Ausgehend von einer Darstellung der Charakteristika von Grenzräumen und den dadurch bedingten Herausforderungen zur Sicherung der Daseinsvorsorge sowie einer Betrachtung des Themas erarbeiteten die Studierenden eine Strukturanalyse der Euroregion Pro Europa Viadrina. Neben der Raum- und Siedlungsstruktur sowie der demografischen Situation wurde das Themenfeld Mobilität analysiert. Individual- und öffentlicher Verkehr sowie vorhandene Ansätze zur Intermodalität wurden dazu hinsichtlich ihrer Ursache (z.B. Pendlerströme, Erreichbarkeit Zentraler Orte) und ihres Angebots auch im grenzübergreifenden Kontext betrachtet.
Zur ergänzenden vor-Ort-Analyse fand eine fünf-tägige Exkursion statt: Vom Ausgangspunkt Frankfurt (Oder) wurden dabei Ziele auf deutscher und polnischer Seite der Euroregion angesteuert und gleichzeitig das Mobilitätsangebot vor Ort getestet. Neben Expertengesprächen mit Akteuren der Euroregion und politischen Entscheidungsträgern lernten die Studierenden die Eigen- und Besonderheiten der Grenzregion kennen.
Auf Grundlage der Strukturanalyse unter Rückkopplung der vor Ort gesammelten Erfahrungen erarbeiteten die Studierenden eine mobilitätspezifische Stärken-Schwächen-Analyse für die Euroregion. Daraus entwickelten sie ein Leitbild mit Entwicklungszielen und Maßnahmen als Bausteine des Entwicklungskonzepts. Das Leitbild „VIA(DRINA) CONJUNCTA – intermodale Mobilität als Teil der Daseinsvorsorge in der Euroregion Viadrina nachhaltig entwickeln“ zielt zum einen auf eine übergeordnete Verknüpfung des polyzentrischen Städtenetzes und den Abbau grenzüberschreitender Barrieren. Zum anderen wird eine flächendeckende Verknüpfung der Wege und Verkehrsmodi in der gesamten Euroregion angestrebt.

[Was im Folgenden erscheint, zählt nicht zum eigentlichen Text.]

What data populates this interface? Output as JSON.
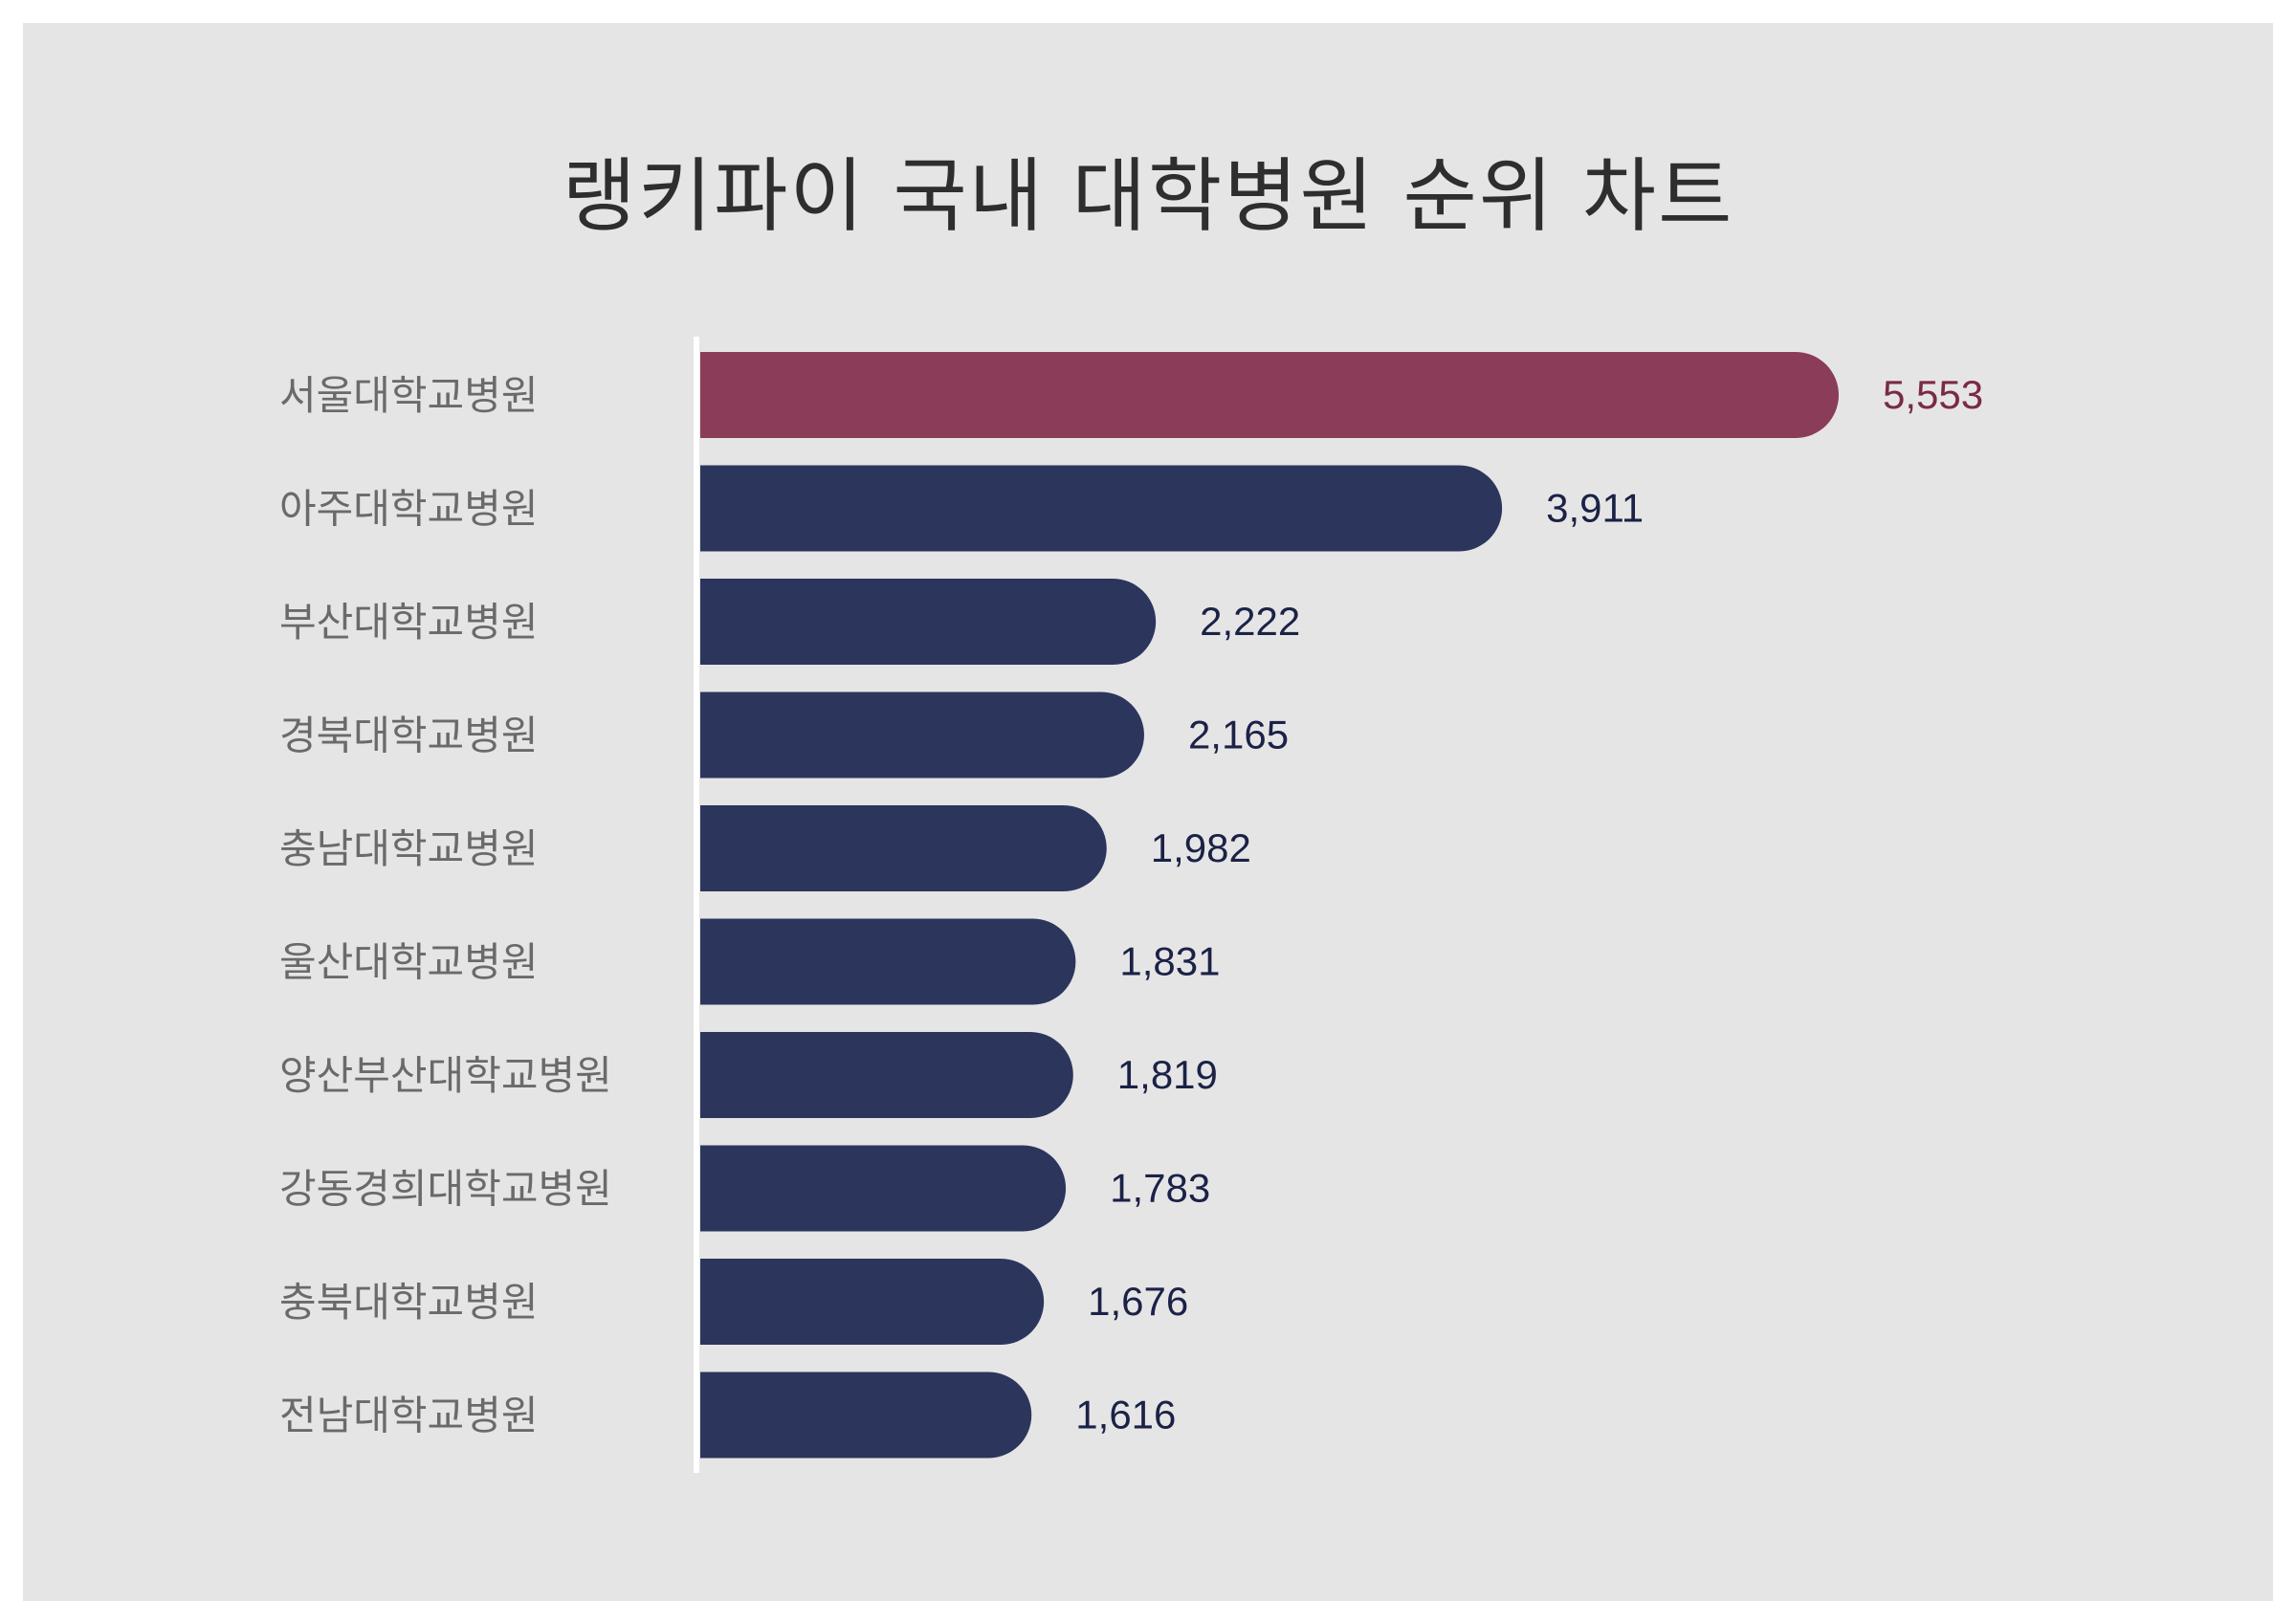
{
  "chart_data": {
    "type": "bar",
    "orientation": "horizontal",
    "title": "랭키파이 국내 대학병원 순위 차트",
    "categories": [
      "서울대학교병원",
      "아주대학교병원",
      "부산대학교병원",
      "경북대학교병원",
      "충남대학교병원",
      "울산대학교병원",
      "양산부산대학교병원",
      "강동경희대학교병원",
      "충북대학교병원",
      "전남대학교병원"
    ],
    "values": [
      5553,
      3911,
      2222,
      2165,
      1982,
      1831,
      1819,
      1783,
      1676,
      1616
    ],
    "value_labels": [
      "5,553",
      "3,911",
      "2,222",
      "2,165",
      "1,982",
      "1,831",
      "1,819",
      "1,783",
      "1,676",
      "1,616"
    ],
    "highlight_index": 0,
    "colors": {
      "bar": "#2c365c",
      "highlight_bar": "#8a3c58",
      "value_text": "#1b2246",
      "highlight_value_text": "#7a2a46",
      "background": "#e6e5e6",
      "axis": "#ffffff"
    },
    "xlabel": "",
    "ylabel": "",
    "xlim": [
      0,
      5553
    ],
    "grid": false,
    "legend": "none"
  }
}
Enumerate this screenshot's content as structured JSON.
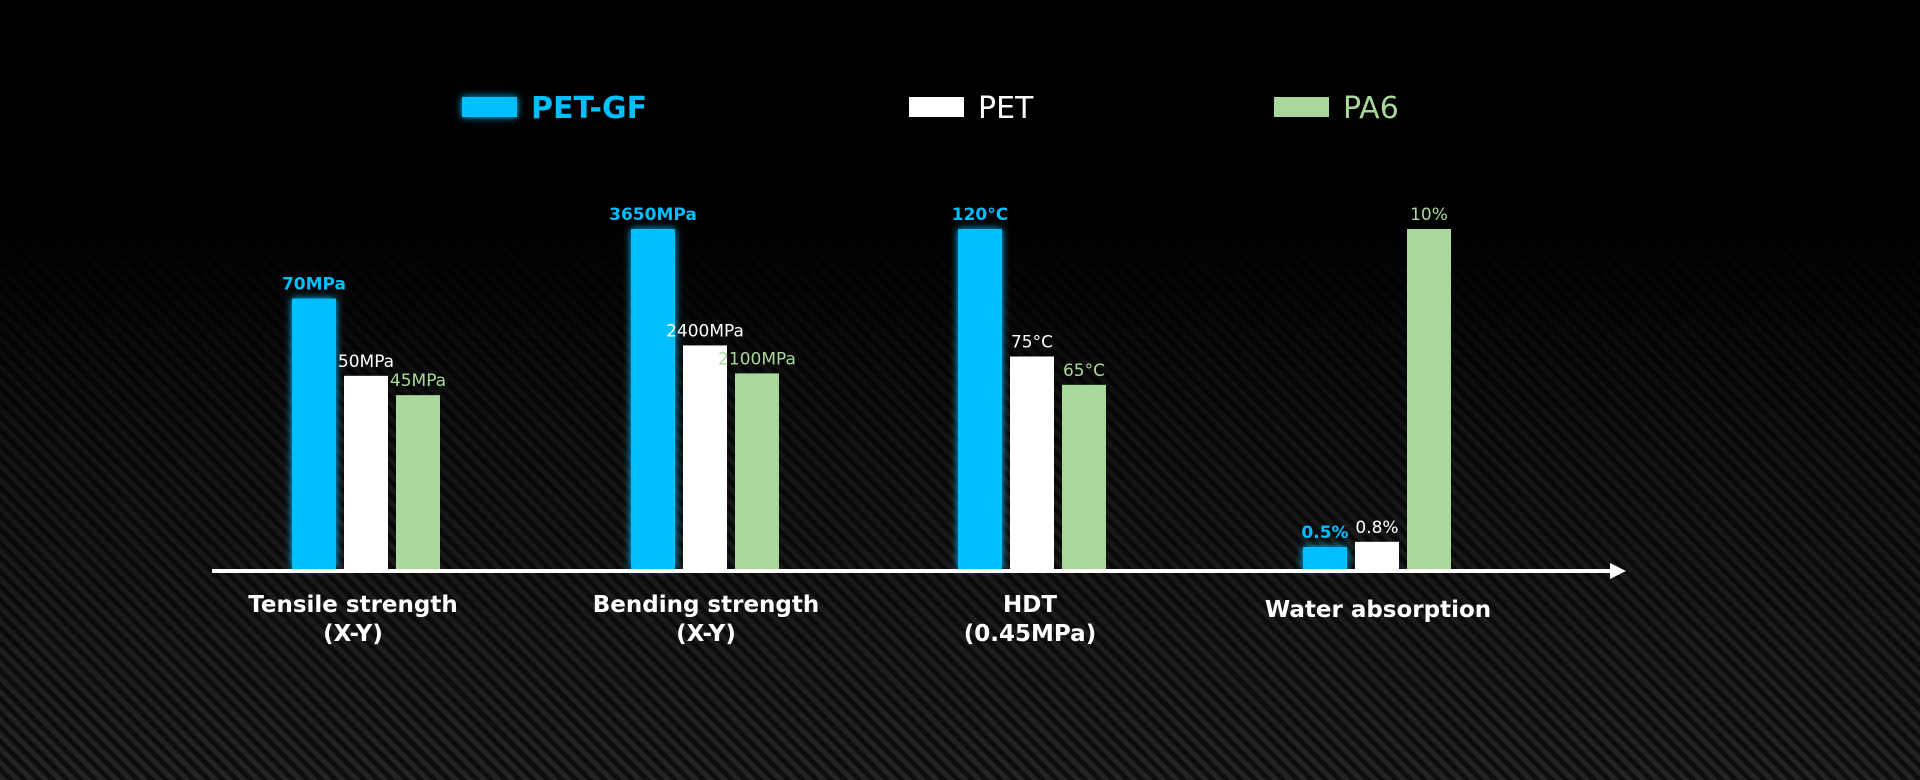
{
  "chart_data": {
    "type": "bar",
    "title": "",
    "xlabel": "",
    "ylabel": "",
    "legend_placement": "top",
    "grid": false,
    "categories": [
      [
        "Tensile strength",
        "(X-Y)"
      ],
      [
        "Bending strength",
        "(X-Y)"
      ],
      [
        "HDT",
        "(0.45MPa)"
      ],
      [
        "Water absorption"
      ]
    ],
    "series": [
      {
        "name": "PET-GF",
        "color": "#00BFFF",
        "values": [
          70,
          3650,
          120,
          0.5
        ],
        "labels": [
          "70MPa",
          "3650MPa",
          "120°C",
          "0.5%"
        ]
      },
      {
        "name": "PET",
        "color": "#FFFFFF",
        "values": [
          50,
          2400,
          75,
          0.8
        ],
        "labels": [
          "50MPa",
          "2400MPa",
          "75°C",
          "0.8%"
        ]
      },
      {
        "name": "PA6",
        "color": "#A8D89A",
        "values": [
          45,
          2100,
          65,
          10
        ],
        "labels": [
          "45MPa",
          "2100MPa",
          "65°C",
          "10%"
        ]
      }
    ],
    "group_max": [
      88,
      3650,
      120,
      10
    ],
    "axis_color": "#FFFFFF"
  }
}
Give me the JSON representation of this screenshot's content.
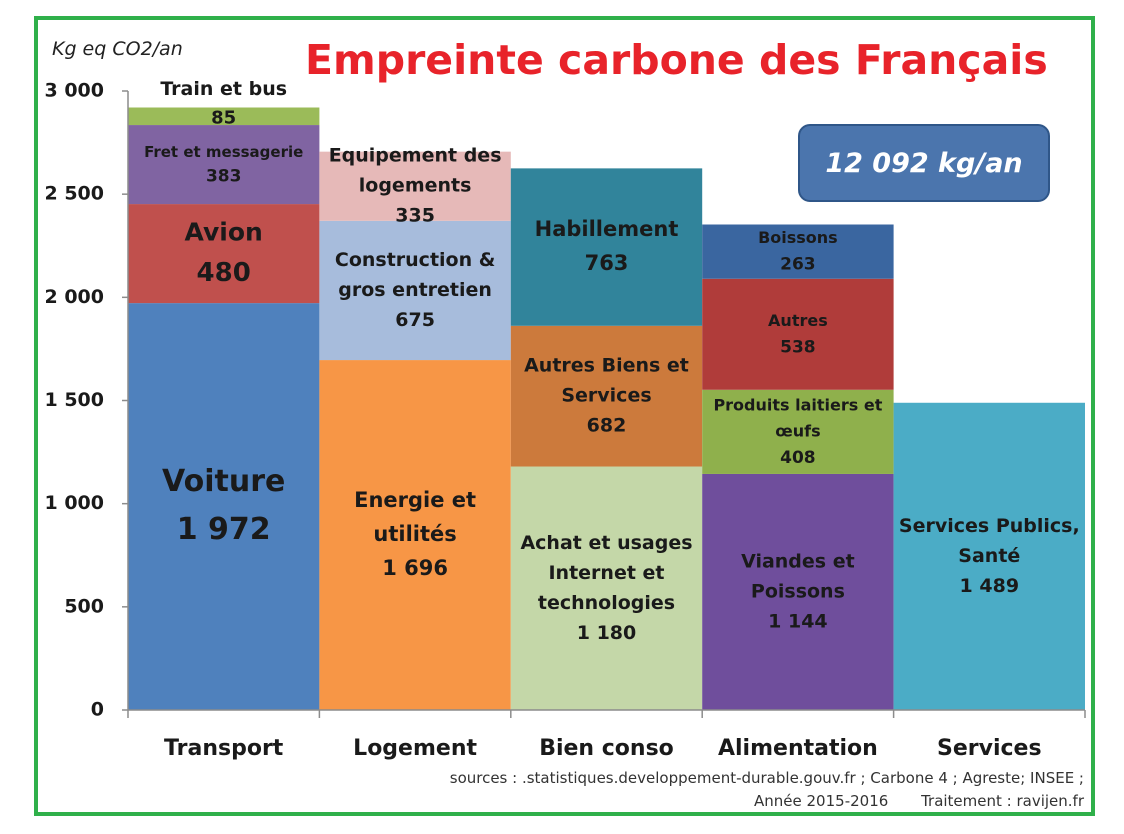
{
  "title": "Empreinte carbone des Français",
  "unit_label": "Kg eq CO2/an",
  "total": "12 092 kg/an",
  "sources": {
    "line1": "sources : .statistiques.developpement-durable.gouv.fr ; Carbone 4 ; Agreste;  INSEE ;",
    "year": "Année 2015-2016",
    "treatment": "Traitement : ravijen.fr"
  },
  "colors": {
    "frame": "#2fb04a",
    "title": "#e8232a",
    "total_box": "#4b75ad"
  },
  "chart_data": {
    "type": "bar",
    "stacked": true,
    "ylabel": "Kg eq CO2/an",
    "ylim": [
      0,
      3000
    ],
    "yticks": [
      0,
      500,
      1000,
      1500,
      2000,
      2500,
      3000
    ],
    "ytick_labels": [
      "0",
      "500",
      "1 000",
      "1 500",
      "2 000",
      "2 500",
      "3 000"
    ],
    "grid": false,
    "categories": [
      "Transport",
      "Logement",
      "Bien conso",
      "Alimentation",
      "Services"
    ],
    "stacks": [
      {
        "category": "Transport",
        "segments": [
          {
            "label": [
              "Voiture"
            ],
            "value": 1972,
            "value_label": "1 972",
            "color": "#4f81bd",
            "label_size": 30,
            "value_size": 30
          },
          {
            "label": [
              "Avion"
            ],
            "value": 480,
            "value_label": "480",
            "color": "#c0504d",
            "label_size": 25,
            "value_size": 26
          },
          {
            "label": [
              "Fret et messagerie"
            ],
            "value": 383,
            "value_label": "383",
            "color": "#8064a2",
            "label_size": 15,
            "value_size": 17
          },
          {
            "label": [
              "Train et bus"
            ],
            "value": 85,
            "value_label": "85",
            "color": "#9bbb59",
            "label_size": 19,
            "value_size": 18,
            "label_above": true
          }
        ]
      },
      {
        "category": "Logement",
        "segments": [
          {
            "label": [
              "Energie et",
              "utilités"
            ],
            "value": 1696,
            "value_label": "1 696",
            "color": "#f79646",
            "label_size": 21,
            "value_size": 21
          },
          {
            "label": [
              "Construction &",
              "gros entretien"
            ],
            "value": 675,
            "value_label": "675",
            "color": "#a7bcdc",
            "label_size": 19,
            "value_size": 19
          },
          {
            "label": [
              "Equipement des",
              "logements"
            ],
            "value": 335,
            "value_label": "335",
            "color": "#e6b9b8",
            "label_size": 19,
            "value_size": 19
          }
        ]
      },
      {
        "category": "Bien conso",
        "segments": [
          {
            "label": [
              "Achat et usages",
              "Internet et",
              "technologies"
            ],
            "value": 1180,
            "value_label": "1 180",
            "color": "#c4d7a8",
            "label_size": 19,
            "value_size": 19
          },
          {
            "label": [
              "Autres Biens et",
              "Services"
            ],
            "value": 682,
            "value_label": "682",
            "color": "#cc7a3c",
            "label_size": 19,
            "value_size": 19
          },
          {
            "label": [
              "Habillement"
            ],
            "value": 763,
            "value_label": "763",
            "color": "#31849b",
            "label_size": 21,
            "value_size": 21
          }
        ]
      },
      {
        "category": "Alimentation",
        "segments": [
          {
            "label": [
              "Viandes et",
              "Poissons"
            ],
            "value": 1144,
            "value_label": "1 144",
            "color": "#6f4e9c",
            "label_size": 19,
            "value_size": 19
          },
          {
            "label": [
              "Produits laitiers et",
              "œufs"
            ],
            "value": 408,
            "value_label": "408",
            "color": "#8fb04c",
            "label_size": 16,
            "value_size": 17
          },
          {
            "label": [
              "Autres"
            ],
            "value": 538,
            "value_label": "538",
            "color": "#b03c3a",
            "label_size": 16,
            "value_size": 17
          },
          {
            "label": [
              "Boissons"
            ],
            "value": 263,
            "value_label": "263",
            "color": "#3a66a0",
            "label_size": 16,
            "value_size": 17
          }
        ]
      },
      {
        "category": "Services",
        "segments": [
          {
            "label": [
              "Services Publics,",
              "Santé"
            ],
            "value": 1489,
            "value_label": "1 489",
            "color": "#4bacc6",
            "label_size": 19,
            "value_size": 19
          }
        ]
      }
    ]
  }
}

Das umfassende Maßnahmenkonzept enthält neben Maßnahmen zum Ausbau bestehender und der Reaktivierung stillgelegter Bahnstrecken unter anderem Ideen zur Etablierung eines Mobility-Hub-Netzwerks und der Förderung von Sharing-Angeboten. Essenziell ist dabei ein leistungsfähiges Schienennetz auf den Hauptverbindungsachsen, das durch Zubringersysteme und neue Mobilitätsangebote eine flächendeckende Erreichbarkeit gewährleistet. Hierzu soll ein integrierter Taktfahrplan für den SPNV in der Euroregion entwickelt werden. Im Hinblick auf den Abbau grenzüberschreitender Barrieren empfehlenden die Studierenden die Prüfung der Einführung eines einheitlichen Tarifs und die Umsetzung der Bilingualität in den Mobilitätsangeboten.
Das Bachelorprojekt im Sommersemester 2022 wurde in Kooperation mit dem Fachgebiet Internationale Planungssysteme unter Betreuung von Dr.-Ing. Swantje Grotheer, M.Sc. Tobias Weber und M.Sc. Jonas Pauly durchgeführt.